Teach Them About Money
Just as you are preparing financially for your child’s future, it’s important to teach them how to handle money and financial choices. Know that money discussions are something to approach with caution, especially if you struggle financially. You want to have a healthy relationship with money before you pass this on to your children. Children tend to mimic what they see more than listen to what they hear.
Use Your Roth IRA
Dipping into retirement savings might not be a good idea for everyone, but as long as you do it properly, a Roth IRA could be a good choice if other options aren’t there. As it stands, people under the age of 50 can save up to $6,000 for retirement after-tax. But also remember that any money withdrawn prior to the age of 59 is subject to a 10% tax penalty.
Get a Side Hustle
Having a side hustle can be a terrific way to earn extra cash that can go directly into savings or investments for the future. However, do also consider the downside of working more. You will have less time for yourself and your family. Instead of choosing something that strips away your resources and joy, find a job that you actually enjoy.

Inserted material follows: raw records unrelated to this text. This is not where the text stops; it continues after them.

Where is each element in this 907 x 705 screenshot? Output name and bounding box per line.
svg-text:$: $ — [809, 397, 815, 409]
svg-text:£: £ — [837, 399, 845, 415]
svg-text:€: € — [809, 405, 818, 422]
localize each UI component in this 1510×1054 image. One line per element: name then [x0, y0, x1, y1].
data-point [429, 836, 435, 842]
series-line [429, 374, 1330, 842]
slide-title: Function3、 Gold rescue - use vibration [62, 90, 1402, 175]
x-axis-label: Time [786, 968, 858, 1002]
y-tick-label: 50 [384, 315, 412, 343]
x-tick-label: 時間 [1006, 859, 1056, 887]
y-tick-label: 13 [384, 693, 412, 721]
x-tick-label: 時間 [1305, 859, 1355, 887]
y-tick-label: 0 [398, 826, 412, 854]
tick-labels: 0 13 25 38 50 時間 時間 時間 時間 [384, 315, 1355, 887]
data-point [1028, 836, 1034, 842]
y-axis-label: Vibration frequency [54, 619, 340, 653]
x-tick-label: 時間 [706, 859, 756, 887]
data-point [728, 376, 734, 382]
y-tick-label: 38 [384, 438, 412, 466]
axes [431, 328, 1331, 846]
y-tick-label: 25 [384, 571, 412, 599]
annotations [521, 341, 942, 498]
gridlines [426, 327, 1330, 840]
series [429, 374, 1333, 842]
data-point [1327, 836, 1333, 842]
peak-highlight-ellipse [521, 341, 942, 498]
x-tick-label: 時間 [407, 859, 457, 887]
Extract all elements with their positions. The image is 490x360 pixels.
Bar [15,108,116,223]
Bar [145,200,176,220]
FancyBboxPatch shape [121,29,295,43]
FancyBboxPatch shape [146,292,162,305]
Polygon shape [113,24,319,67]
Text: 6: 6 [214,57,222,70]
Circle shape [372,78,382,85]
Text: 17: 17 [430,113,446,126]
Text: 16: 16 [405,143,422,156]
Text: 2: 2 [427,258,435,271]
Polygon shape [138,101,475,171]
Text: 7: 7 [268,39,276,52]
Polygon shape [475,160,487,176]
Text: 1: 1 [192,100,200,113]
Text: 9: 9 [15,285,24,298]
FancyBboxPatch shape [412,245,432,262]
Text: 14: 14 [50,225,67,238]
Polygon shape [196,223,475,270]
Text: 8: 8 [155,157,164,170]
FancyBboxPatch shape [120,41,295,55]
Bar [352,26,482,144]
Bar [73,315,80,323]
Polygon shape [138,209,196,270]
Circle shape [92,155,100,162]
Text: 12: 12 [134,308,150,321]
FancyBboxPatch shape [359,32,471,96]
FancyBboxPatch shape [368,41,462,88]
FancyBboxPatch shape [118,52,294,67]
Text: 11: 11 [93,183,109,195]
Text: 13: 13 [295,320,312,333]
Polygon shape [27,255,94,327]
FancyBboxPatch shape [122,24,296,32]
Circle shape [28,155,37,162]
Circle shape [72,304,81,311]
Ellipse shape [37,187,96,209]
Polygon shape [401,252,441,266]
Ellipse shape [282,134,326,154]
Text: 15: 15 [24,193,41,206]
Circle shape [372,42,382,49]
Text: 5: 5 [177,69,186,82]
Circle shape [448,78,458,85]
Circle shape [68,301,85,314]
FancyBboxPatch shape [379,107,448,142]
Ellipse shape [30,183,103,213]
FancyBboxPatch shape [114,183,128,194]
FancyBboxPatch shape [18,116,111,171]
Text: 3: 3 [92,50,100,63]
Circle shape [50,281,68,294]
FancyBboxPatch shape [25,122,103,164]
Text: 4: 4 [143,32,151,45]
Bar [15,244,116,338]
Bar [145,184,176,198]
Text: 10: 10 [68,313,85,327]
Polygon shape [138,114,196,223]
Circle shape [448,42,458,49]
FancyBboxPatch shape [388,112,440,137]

Some women do extra jobs that involve their children. Delivering food, groceries, or other items could be a great way for you and your child to spend some more time together. You can also check out websites like Pactera that offer jobs that you can do from home. Whatever you do, make it work for you and your family.
Everybody’s feeling the pinch right now so saving is challenging. Remember to be clear about what your family needs now and what it will need in the future. Set achievable goals and take steps toward them every day. Your realistic planning and consistency are the things that will have the most impact on your child’s future.